# What is a G-pulley?



## bmwjoe (Jul 15, 2012)

Last fall I put a new Shimano 105 rear derailleur on the bike and last night I decided to pull out the pulleys and clean and lube them. I was very careful to not mix them up when taking them off. I then held them against each other and saw they were the same diameter and tossed them on the parts washer. 

I take them out and I see they are indeed different. Oops. One pulley has a metal bushing and one does not. The one with the busing was marked G-pulley and the one that was all plastic just has a rotation arrow. 

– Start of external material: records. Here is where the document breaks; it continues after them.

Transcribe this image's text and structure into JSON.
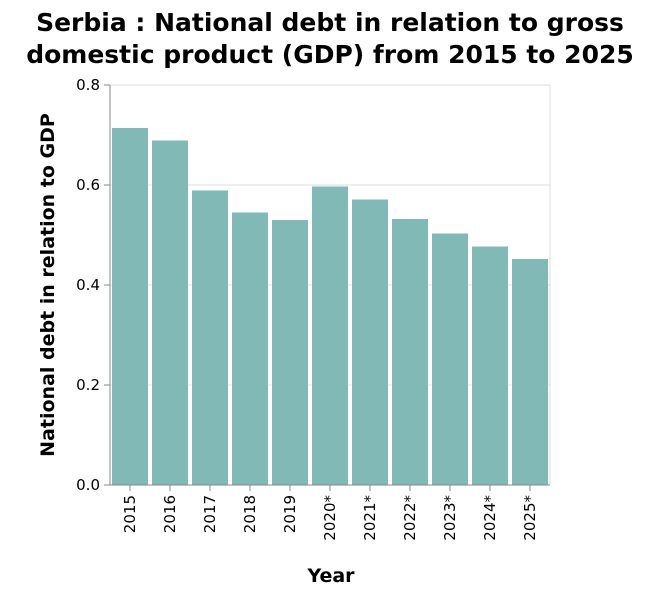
{
  "chart_data": {
    "type": "bar",
    "title_lines": [
      "Serbia : National debt in relation to gross",
      "domestic product (GDP) from 2015 to 2025"
    ],
    "xlabel": "Year",
    "ylabel": "National debt in relation to GDP",
    "categories": [
      "2015",
      "2016",
      "2017",
      "2018",
      "2019",
      "2020*",
      "2021*",
      "2022*",
      "2023*",
      "2024*",
      "2025*"
    ],
    "values": [
      0.714,
      0.689,
      0.589,
      0.545,
      0.53,
      0.597,
      0.571,
      0.532,
      0.503,
      0.477,
      0.452
    ],
    "ylim": [
      0,
      0.8
    ],
    "yticks": [
      "0.0",
      "0.2",
      "0.4",
      "0.6",
      "0.8"
    ],
    "grid": true,
    "bar_color": "#80b9b5"
  }
}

I have never heard of the term G-pulley. Is that the same as the jockey pulley, which is the one closest to the cassette? An I correct putting the pulley with the bushing in the position closest to the cassette?

Ride Safe,

Joe


----------



## Jay Strongbow (May 8, 2010)

The one with the bushing goes on top. It's pretty easy to over tighten it so make sure it spins freely and there is some side to side play (the side to side play is the key difference between the two).


----------



## Love Commander (Aug 20, 2009)

G-pulley is probably the guide pulley - and yes, it's the one that's closest to the cassette. The other will be the tension pulley

User manual here, referencing guide pulley and tension pulley, with torque specs for re-installing them (pdf)


----------